ELK 0.00% 1.4¢ elk petroleum limited

Brad Lingo looks to refine ELKs oil conquest

  1. 248 Posts.
    Former Drillsearch Energy chief Brad Lingo has wasted no time in moving on from his old company, agreeing to take on the managing director’s role at oil and gas minnow Elk Petroleum.

    Mr Lingo, who only stepped down from Drillsearch this month, has joined the board of Elk with a plan to build the group into a regional expert in enhanced oil recovery techniques.

    And the strategy may well see Elk pick up ground in South Australia’s Cooper Basin, where Mr Lingo directed his focus over six years at the helm of Drillsearch.

    Sydney-based Drillsearch enjoyed an eightfold increase in share price and market capitalisation under Mr Lingo, and was once valued at more than $1 billion before the collapse in oil prices.

    Mr Lingo told The Australian that Elk had refined its expertise in enhanced oil recovery over years of operations in the US state of Wyoming and was now ready to introduce those skills to Australia and the region.

    “Elk in many respects is in a unique proposition in that in this part of the world there just haven’t been companies that have focused on dedicated core competency of enhanced oil recovery,” Mr Lingo said.

    Conventional oil extraction, he said, typically only recovers around 20-25 per cent of the discovered oil within a reservoir. Enhanced oil recovery, which typically involves repressurising reservoirs with gas such as carbon dioxide, can allow that volume to be recovered again.

    The technique is widely used in North America and the Middle East but has been largely ignored in Australia and Southeast Asia.

    “A lot of people have left a lot of oil behind where in other markets that’s when the engineers get involved and put some new life back into the assets,” Mr Lingo said.

    “It’s ultimately a lot lower risk and even in a low oil price environment it’s highly profitable.”

    With numerous oil and gas producers feeling the squeeze from lower oil prices, Mr Lingo said it was an ideal time to be scouting for cheap “mature” oilfields in Australia and Asia that could benefit from enhanced oil recovery.

    One of Drillsearch’s joint venture partners in the Cooper Basin, Santos, had tinkered with enhanced oil recovery with some success but had not given adequate focus to the potential of the technique.

    “It’s not a technique that works for all fields, and that’s where the knowledge and experience of knowing what projects are worth working on is important.
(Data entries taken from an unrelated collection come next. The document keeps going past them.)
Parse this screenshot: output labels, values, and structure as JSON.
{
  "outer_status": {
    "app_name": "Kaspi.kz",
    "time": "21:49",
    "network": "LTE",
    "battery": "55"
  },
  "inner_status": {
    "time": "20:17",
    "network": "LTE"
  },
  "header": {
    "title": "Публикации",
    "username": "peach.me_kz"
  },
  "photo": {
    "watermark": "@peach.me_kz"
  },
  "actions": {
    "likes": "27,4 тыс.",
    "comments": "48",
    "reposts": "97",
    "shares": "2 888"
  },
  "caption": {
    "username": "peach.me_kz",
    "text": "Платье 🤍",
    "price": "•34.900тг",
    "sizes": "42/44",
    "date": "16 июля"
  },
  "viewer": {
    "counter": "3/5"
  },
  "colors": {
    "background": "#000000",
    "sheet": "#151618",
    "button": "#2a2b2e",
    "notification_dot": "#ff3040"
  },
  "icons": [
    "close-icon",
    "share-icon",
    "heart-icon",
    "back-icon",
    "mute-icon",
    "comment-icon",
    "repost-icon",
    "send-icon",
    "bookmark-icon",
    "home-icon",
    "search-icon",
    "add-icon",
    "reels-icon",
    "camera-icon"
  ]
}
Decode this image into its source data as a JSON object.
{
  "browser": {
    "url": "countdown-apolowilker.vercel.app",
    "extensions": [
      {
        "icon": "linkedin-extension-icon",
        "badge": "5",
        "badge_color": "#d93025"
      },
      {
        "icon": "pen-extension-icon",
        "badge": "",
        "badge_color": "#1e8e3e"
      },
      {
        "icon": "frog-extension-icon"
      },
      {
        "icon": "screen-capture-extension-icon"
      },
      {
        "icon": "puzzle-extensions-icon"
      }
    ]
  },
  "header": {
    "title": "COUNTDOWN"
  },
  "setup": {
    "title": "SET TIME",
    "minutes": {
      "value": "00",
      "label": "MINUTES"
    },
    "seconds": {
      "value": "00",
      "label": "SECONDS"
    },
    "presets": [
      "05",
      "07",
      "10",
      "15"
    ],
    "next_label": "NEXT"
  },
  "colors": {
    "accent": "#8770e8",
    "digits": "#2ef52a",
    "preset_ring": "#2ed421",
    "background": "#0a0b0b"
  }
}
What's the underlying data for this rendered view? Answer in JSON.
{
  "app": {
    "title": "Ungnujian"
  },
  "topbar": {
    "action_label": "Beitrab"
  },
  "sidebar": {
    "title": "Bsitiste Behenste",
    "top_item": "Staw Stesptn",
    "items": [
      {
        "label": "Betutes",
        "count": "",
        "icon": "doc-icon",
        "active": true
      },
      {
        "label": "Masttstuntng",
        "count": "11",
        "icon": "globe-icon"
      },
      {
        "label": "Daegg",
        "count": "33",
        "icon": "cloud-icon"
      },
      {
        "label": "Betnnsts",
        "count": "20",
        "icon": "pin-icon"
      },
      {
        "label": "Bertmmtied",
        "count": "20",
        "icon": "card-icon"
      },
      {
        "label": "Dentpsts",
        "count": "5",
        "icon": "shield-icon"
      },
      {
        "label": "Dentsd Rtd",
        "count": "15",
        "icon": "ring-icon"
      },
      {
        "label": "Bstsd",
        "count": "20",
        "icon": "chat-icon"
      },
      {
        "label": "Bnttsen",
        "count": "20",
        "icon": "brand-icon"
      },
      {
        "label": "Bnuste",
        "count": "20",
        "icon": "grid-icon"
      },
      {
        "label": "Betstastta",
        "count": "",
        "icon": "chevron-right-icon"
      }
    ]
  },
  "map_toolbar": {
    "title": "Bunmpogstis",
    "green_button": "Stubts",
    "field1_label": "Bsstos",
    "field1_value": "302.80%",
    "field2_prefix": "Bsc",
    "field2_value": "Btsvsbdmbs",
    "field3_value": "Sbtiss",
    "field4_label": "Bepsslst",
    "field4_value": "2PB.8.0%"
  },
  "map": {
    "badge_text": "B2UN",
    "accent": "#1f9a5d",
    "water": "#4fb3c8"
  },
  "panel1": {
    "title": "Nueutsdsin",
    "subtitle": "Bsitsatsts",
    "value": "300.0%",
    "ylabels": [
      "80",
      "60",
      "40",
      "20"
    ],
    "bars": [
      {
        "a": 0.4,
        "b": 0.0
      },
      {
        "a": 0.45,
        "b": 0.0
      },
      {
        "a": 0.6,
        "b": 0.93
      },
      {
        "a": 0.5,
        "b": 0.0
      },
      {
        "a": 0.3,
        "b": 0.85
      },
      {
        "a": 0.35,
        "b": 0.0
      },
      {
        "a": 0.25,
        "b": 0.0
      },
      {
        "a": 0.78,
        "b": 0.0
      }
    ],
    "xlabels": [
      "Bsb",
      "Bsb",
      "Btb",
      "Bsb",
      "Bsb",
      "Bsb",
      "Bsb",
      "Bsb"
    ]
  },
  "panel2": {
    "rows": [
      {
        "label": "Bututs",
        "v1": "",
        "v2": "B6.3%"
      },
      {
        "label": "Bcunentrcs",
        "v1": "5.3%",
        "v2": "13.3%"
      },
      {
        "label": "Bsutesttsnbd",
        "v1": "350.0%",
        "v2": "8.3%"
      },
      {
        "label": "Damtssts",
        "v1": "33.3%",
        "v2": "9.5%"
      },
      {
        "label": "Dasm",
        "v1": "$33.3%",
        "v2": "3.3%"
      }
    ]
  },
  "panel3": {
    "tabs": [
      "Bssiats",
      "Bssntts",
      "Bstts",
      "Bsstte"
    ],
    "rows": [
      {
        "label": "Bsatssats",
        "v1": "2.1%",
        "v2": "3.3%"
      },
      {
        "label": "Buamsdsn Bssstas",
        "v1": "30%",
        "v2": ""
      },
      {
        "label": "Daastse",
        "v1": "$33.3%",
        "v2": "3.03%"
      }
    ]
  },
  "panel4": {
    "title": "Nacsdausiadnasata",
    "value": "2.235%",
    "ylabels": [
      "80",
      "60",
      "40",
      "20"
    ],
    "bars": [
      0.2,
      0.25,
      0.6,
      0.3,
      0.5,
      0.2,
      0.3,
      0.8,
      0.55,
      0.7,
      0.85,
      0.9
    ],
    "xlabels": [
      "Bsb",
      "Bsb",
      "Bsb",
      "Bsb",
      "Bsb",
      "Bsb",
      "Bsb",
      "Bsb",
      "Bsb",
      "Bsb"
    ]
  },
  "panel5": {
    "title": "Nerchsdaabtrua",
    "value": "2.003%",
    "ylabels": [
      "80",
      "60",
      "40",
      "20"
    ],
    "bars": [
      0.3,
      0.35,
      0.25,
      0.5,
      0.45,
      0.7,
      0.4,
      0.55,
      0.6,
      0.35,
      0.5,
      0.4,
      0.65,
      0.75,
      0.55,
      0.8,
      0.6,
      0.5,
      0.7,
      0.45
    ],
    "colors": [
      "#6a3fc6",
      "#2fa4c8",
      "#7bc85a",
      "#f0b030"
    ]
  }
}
It’s that knowledge that Elk has worked up,” Mr Lingo said.

    The sudden departure of Mr Lingo from Drillsearch earlier this month — he left the role with immediate effect — prompted speculation that there had been a falling-out between him and the board over the direction of the company.

    Drillsearch has widely been considered a prime acquisition target, with Kerry Stokes’s Seven Group having taken a 19.9 per cent stake in the company.

    But Mr Lingo insisted there was no bad blood towards his old company, and that it was time to put his efforts into a company at an earlier stage of development.

    “There’s a high degree of pride in what was accomplished at Drillsearch, it’s a fundamentally strong business sitting there in the Cooper,” he said.

    “My true passion is about taking companies that are either at an early stage or that have struggled to realise their full potential and help them refine the focus, build their teams and deliver.”

    Elk, which last traded at 2.6c, currently has a market capitalisation of just over $5 million and only had $142,000 in cash to its name at the end of March.